そして、その他には自分の動きから徹底的に無駄を削り、予備動作も無く繰り出される俺からの攻撃は、相手からするといつの間にか一撃喰らっている様な感じらしい。

と、そこまで解説したところでノーヴェが。

「……あのさ、だったら目隠しに耳栓とかでも良かったんじゃないか? 着ぐるみじゃなくて……」

「何ていうのかな? ウサギさんって……可愛らしいだろ? 何せ息子もお気に入りでな。八神家道場の子供達にも何気に人気だ。そこの師匠達はデバイスで攻撃してくるが」

特にヴィータ辺りは、”うちの道場をイロモノにする気か!?” ……と、アイゼン持って本気で殴りかかって来るので困りものだ。そこの師匠からして、狼の耳が付いているので気にする程では無いと思うが……。
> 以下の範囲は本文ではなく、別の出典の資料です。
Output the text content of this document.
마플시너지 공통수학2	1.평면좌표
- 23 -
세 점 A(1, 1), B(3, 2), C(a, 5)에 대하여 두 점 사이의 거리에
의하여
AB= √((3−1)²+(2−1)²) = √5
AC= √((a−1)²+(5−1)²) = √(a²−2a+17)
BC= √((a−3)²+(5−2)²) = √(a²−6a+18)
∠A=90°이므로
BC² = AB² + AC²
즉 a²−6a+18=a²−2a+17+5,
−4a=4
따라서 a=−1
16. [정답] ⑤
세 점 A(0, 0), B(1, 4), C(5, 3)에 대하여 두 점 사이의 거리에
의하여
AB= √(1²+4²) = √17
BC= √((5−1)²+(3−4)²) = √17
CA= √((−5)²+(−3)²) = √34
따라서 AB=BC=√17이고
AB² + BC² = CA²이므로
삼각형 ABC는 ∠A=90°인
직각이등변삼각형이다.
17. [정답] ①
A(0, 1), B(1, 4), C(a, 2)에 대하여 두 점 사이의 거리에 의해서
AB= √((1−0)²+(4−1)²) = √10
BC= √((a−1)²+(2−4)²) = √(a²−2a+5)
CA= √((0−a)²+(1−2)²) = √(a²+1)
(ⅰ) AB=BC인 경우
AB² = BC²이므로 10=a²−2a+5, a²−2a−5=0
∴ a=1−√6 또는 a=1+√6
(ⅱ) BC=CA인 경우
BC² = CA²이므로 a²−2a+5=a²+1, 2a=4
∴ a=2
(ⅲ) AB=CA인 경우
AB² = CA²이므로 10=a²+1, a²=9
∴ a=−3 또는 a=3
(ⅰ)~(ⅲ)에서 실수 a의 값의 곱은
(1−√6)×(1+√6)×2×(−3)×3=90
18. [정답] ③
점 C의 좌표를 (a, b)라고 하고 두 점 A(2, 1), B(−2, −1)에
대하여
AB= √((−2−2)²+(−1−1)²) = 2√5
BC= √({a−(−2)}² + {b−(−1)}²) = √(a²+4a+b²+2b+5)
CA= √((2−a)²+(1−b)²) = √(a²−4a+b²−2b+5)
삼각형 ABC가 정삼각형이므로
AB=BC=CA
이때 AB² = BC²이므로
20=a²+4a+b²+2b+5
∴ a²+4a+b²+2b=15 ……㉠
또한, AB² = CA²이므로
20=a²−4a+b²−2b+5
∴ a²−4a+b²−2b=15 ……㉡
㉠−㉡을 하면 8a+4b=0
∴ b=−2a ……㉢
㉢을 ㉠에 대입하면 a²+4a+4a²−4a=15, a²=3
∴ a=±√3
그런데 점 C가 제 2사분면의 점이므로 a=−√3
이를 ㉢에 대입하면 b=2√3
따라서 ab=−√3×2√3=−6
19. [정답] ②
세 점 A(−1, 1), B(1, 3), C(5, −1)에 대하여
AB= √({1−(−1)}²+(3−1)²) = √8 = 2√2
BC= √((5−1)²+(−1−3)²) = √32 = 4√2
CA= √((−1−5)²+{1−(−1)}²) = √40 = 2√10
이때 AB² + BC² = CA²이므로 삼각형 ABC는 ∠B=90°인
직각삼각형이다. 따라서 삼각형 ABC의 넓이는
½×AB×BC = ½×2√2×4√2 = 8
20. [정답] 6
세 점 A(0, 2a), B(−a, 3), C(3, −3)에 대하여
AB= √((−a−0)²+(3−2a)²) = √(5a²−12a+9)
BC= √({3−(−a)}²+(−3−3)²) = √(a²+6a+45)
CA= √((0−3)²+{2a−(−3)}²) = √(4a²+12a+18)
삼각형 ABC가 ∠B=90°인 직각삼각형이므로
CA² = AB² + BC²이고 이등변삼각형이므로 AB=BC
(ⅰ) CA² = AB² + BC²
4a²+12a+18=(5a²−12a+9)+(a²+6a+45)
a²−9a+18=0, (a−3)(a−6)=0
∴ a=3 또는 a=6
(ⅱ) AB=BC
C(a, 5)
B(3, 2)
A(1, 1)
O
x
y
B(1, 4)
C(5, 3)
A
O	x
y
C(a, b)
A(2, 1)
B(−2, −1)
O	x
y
「……そこまでして、今の様に強くなられたのですね! 私も見習わないと……!」

ほぼ全員が呆れかえる中、アインハルトのみが感心したように俺を見詰めていたので。

「だったらこれを一着あげよう。昔、教会の偉い人が、生きている人間は前を進むことを止めないうちは強くなれる……、って言ってたから、その心構えがある限り、何処までだって行けるさ」

「はい……! ありがとうございます!」

嬉しそうに着ぐるみを受取ろうとしていたオッドアイの覇王っ娘だったが。

「それはダメええええええ!!」

……と、チームの子供達に必死になって止められていた。その一方で俺は……、

「……お兄ちゃん、ちょっとこっちに来てくれないかな? お姉さんも目が光ってるから!!」

「かすみ!? 俺は今回真面目にやってたぞ!? そんなずるずる引っ張るな!」

自宅へと引きずり込まれ、妻と義妹からお説教を受けてしまったのだった。